In 1966, L.A.’s Standells defined sixties garage rock and gave Boston its signature song when they recorded former Four Prep Ed Cobb’s “Dirty Water”. With its sneering delivery, greasy riff, and show of solidarity with “muggers and thieves” (cool people, all), the track defined the band as bad boys even though Larry Tamblyn, Dick Dodd, Tony Valentino, and Gary Lane insisted that they were a nice quartet of young fellows. However, going that route would do them no favors, and The Standells were absolutely at their best when playing the role of druggies (“Medication”), rabble rousers (“Riot on Sunset Strip”), and letches (“Try It”…the wide banning of which was a huge feather in the band’s collective cap).

They pulled off that masquerade without fail on their debut album. Dirty Water is a consistently nasty collection of menace and mayhem.  Obviously, the title track and the minor classic Sometimes Good Guys Don’t Wear White  are fabulous, but so are relative oddities like the sexy/stoned “Medication”, the lascivious “Little Sally Tease”, and the fuzzy “Rari”. A cover of “19th Nervous Breakdown” won’t make you forget who Mick Jagger is, but it is right at home here. Even the token ballad “Pride and Joy” is tough.

The problem with The Standell’s follow up Why Pick On Me/Sometimes Good Guys Don’t Wear White (aside from a title that makes the name of The Left Banke’s debut seem positively concise) is that they go too soft on certain tracks like the Italian-language “Mi Hai Fatto Innamorare” and the almost Four Seasons-like “The Girl and the Moon”. The approach simply does not suit The Standells. Still, the sophomore album with the name I don’t have the energy to type again has enough grungy smashes to redeem it. “Black Hearted Woman”, “Mr. Nobody”, the brooding “I Hate to Leave You”, and the tracks for which the album was named do exactly what you want Standells tracks to do, though Sometimes Good Guys Don’t Wear White is a pointless rerun after its appearance on Dirty Water.

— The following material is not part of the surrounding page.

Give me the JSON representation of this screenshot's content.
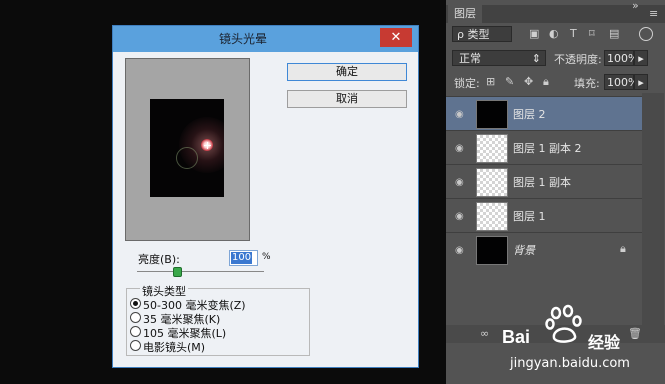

Released in 1967, the year of obligatory experimentation, Try It proved that The Standells could stretch themselves without violating their attitudinal ethos. Soulful horns embellish “Can’t Help But Love You” and a cover of “Ninety-Nine and a Half” powerfully, while the breezy, keyboards, mallets, and Brasil ’66-style harmonies of “Trip to Paradise” and the trippy swoops of “All Fall Down” are perfectly picturesque. In this more eclectic environment, even the light “Poor Shell of a Man” sounds really good. There are also more traditionally punky tracks like “Try It”, an acid-spitting take on St. James Infirmary”, the throbbing “Barracuda”, the psychedelic yet totally exciting “Did You Ever Have That Feeling”, and the chaotic “Riot on Sunset Strip” for those who prefer The Standells to stay in the garage. All of this makes for what may be the band’s best LP.

 Sundazed records is now reissuing these three essential Standells albums on LP and CD. The CDs also include a few bonus tracks each. A fairly weak crop augments Dirty Water, though an appropriately tongue-in-cheek version of the Batman theme is a lot of fun and features some thunderous drumming.  The trashier extras on Why Pick On Me/Sometimes Good Guys Don’t Wear White are more essential because they help dilute the softness that plagues some of the proper album tracks. Try It, the most eclectic Standells album, also receives the most eclectic bonus tracks with the demo-like “Get Away from Here”; “Animal Girl”, which repeats the too-soft problem of those Pick On Me/Good Guys tracks; the stilted R&B of “Soul Dripping”; and the smoother soul of “Can You Dig It”. Sound across all three mono CDs is exceptional. You grumpy few who gripe that Sundazed’s discs are often too murky will have no such complaints here.